Manuel Nicolau, apesar da idade, mantém-se no ofício que lhe ocupou a maior parte da sua existência. Este ano, uma vez mais, antes que a chuva chegue e abra buracos na pilha de sal, ele assistirá à sua cobertura, com palha obtida nos pauis ribatejanos. Após a colocação das habituais 10 a 15 camadas de ponjas e respectivas cintas de lama, será ele quem subirá à serra para colocação do combro, rematado a lama, que “não deixará que o vento pegue na palha”.
Foi também ele o herdeiro das formas do último marnoteiro, com as quais, utilizando o sal de embate, vai fazendo os tradicionais pãezinhos de sal. E continua a ser ele quem, pelas 6:00h da manhã, lança chave ao cadeado que nos abre os portões deste admirável mundo velho: o Museu do Sal, ali mesmo às portas de Alcochete.
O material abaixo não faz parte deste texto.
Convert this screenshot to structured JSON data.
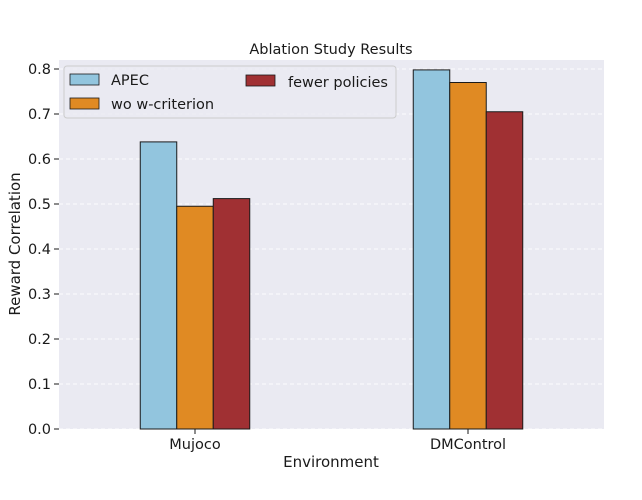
{
  "chart_data": {
    "type": "bar",
    "title": "Ablation Study Results",
    "xlabel": "Environment",
    "ylabel": "Reward Correlation",
    "categories": [
      "Mujoco",
      "DMControl"
    ],
    "series": [
      {
        "name": "APEC",
        "values": [
          0.638,
          0.798
        ],
        "color": "#92c5de"
      },
      {
        "name": "wo w-criterion",
        "values": [
          0.495,
          0.77
        ],
        "color": "#e08a23"
      },
      {
        "name": "fewer policies",
        "values": [
          0.512,
          0.705
        ],
        "color": "#a03033"
      }
    ],
    "ylim": [
      0.0,
      0.82
    ],
    "yticks": [
      "0.0",
      "0.1",
      "0.2",
      "0.3",
      "0.4",
      "0.5",
      "0.6",
      "0.7",
      "0.8"
    ],
    "grid": true,
    "legend_position": "upper-left",
    "background_color": "#eaeaf2"
  }
}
Glossário do salCanastras / cestas onde era transportado o sal, com capacidade para cerca de 56litros;
Cintas / camada de lama colocada à volta das ponjas e no combro, com a finalidade de segurar a palha que cobre a serra;
Combro / camada de palha colocada no topo da serra rematando as várias ponjas que protegem o sal. O apuro na elaboração do combro vai tornar a serra mais ou menos duradoura;
Marinha / nome também dado à salina;
Marnoteiro / trabalhador responsável pelo funcionamento de toda a salina;
Moio / cerca de 840 litros de sal, 15 canastras a 56 litros cada;
Moirar / fase em que a água fica a evaporar, ganhando por isso salinidade;
Pãezinhos de sal / elaborados a partir do sal de embate que é colocado dentro de formas de madeira, com desenhos talhados em alto-relevo. São tradicionais em
Alcochete;
Ponja / chama-se a cada camada de palha disposta em altura para cobrir a serra;
Rapar / puxar e juntar o sal em pequenos montes para escorrer e limpar do magnésio antes de ser colocado na serra;
Sal de embate / cristaliza nas águas remexidas pelo vento (móveis), ficando um sal fino e gomoso que, precisamente por estas características, se mostra o melhor para manter a estrutura dos pãezinhos de sal;
Serra de sal / é formada pelo sal, depois de escorrido, que aí fica a secar até ao fim da safra sendo posteriormente protegido por uma cobertura de palha;
Talharia / conjunto dos talhos que formam a salina
Talho / rectângulo de terreno escavado onde o sal cristaliza;
Viveiro / encontra-se na parte mais elevada da marinha de forma a poder encher-se na preia-mar e despejar na baixa-mar, sendo aí controlada a quantidade de água que se mantém na marinha.